Sepultura – Beneath The Remains Vinil
Assim como os Secos & Molhados, projetos que vão de Legião Urbana a Sepultura enfrentam empecilhos semelhantes que impedem a realização de documentários. O principal deles ainda é a insegurança jurídica sobre os direitos autorais. Nos Estados Unidos, há um dispositivo legal chamado de fair use (uso justo), que permite que pequenos trechos das músicas possam ser inseridos em obras biográficas, desde que não fique caracterizado o uso comercial da canção.
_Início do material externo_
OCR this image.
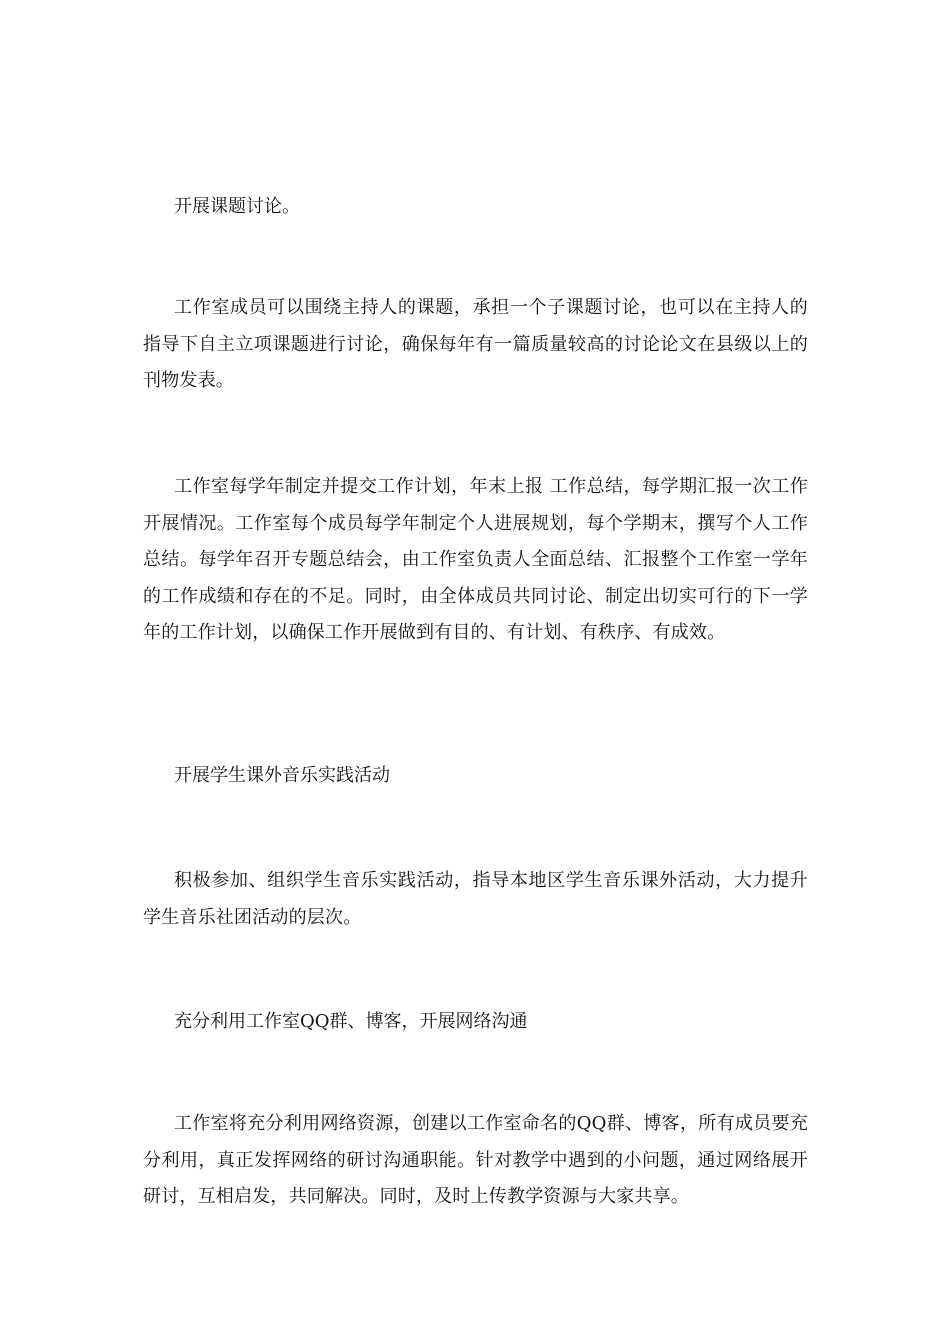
开展课题讨论。

工作室成员可以围绕主持人的课题，承担一个子课题讨论，也可以在主持人的指导下自主立项课题进行讨论，确保每年有一篇质量较高的讨论论文在县级以上的刊物发表。

工作室每学年制定并提交工作计划，年末上报 工作总结，每学期汇报一次工作开展情况。工作室每个成员每学年制定个人进展规划，每个学期末，撰写个人工作总结。每学年召开专题总结会，由工作室负责人全面总结、汇报整个工作室一学年的工作成绩和存在的不足。同时，由全体成员共同讨论、制定出切实可行的下一学年的工作计划，以确保工作开展做到有目的、有计划、有秩序、有成效。

开展学生课外音乐实践活动

积极参加、组织学生音乐实践活动，指导本地区学生音乐课外活动，大力提升学生音乐社团活动的层次。

充分利用工作室QQ群、博客，开展网络沟通

工作室将充分利用网络资源，创建以工作室命名的QQ群、博客，所有成员要充分利用，真正发挥网络的研讨沟通职能。针对教学中遇到的小问题，通过网络展开研讨，互相启发，共同解决。同时，及时上传教学资源与大家共享。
Por falta de dispositivos que garantam essa alternativa aos produtores brasileiros, muitos filmes não chegam nem a sair do papel. A poderosa O2, de Fernando Meirelles, por exemplo, havia desistido tempos atrás de fazer uma série sobre os mesmos Secos & Molhados, pela Globoplay, depois de esbarrar na briga entre os compositores do grupo. “Assim, deixam de contar muitas histórias maravilhosas que há no Brasil”, lamenta Miguel de Almeida.
Quem resolve enfrentar as barreiras corre o risco de amargar grandes prejuízos. Também na Globoplay, o documentário As Cinco Estações, sobre Renato Russo, foi engavetado após sua realização, por não conseguir as autorizações do herdeiro do artista, Giuliano Manfredini. A razão da proibição foi que o filho de Russo já havia licenciado com outra produtora, em regime de exclusividade, os direitos para a realização de um documentário sobre a vida do compositor. No caso de Sepultura Endurance (2017), os percalços não chegaram a impedir o lançamento: o doc do diretor Otávio Juliano ficou disponível na Netflix até o início deste ano. Mas tem lacunas pesadas: os irmãos Iggor e Max Cavalera não autorizaram o uso das músicas no filme, enquanto os outros dois compositores, Paulo Xisto e Andreas Kisser, autorizaram. Ou seja, também não se formou maioria para o uso das faixas — o mesmíssimo tipo de impasse, ironicamente, que os produtores da série dos Secos & Molhados conseguiram agora reverter a seu favor na Justiça.
Embora pontual e ainda sujeita a revisões em instâncias superiores, a recente decisão acende uma luz no fim do túnel em um mercado que exibe potencial imenso. Se até há bem poucos anos os documentários musicais eram restritos a festivais ou faixas obscuras na TV paga, o advento do streaming fez deles atrações de grande audiência e repercussão. Os exemplos abundam na Netflix, com docs que desvendam de Shania Twain a Anitta, ou a recém-lançada série sobre a dupla pop Wham!, de George Michael. A Globoplay também tem seu latifúndio, com docs sobre Tim Maia, Nara Leão e Elis Regina. Os silenciados na tela querem se juntar a eles — e o espectador agradece.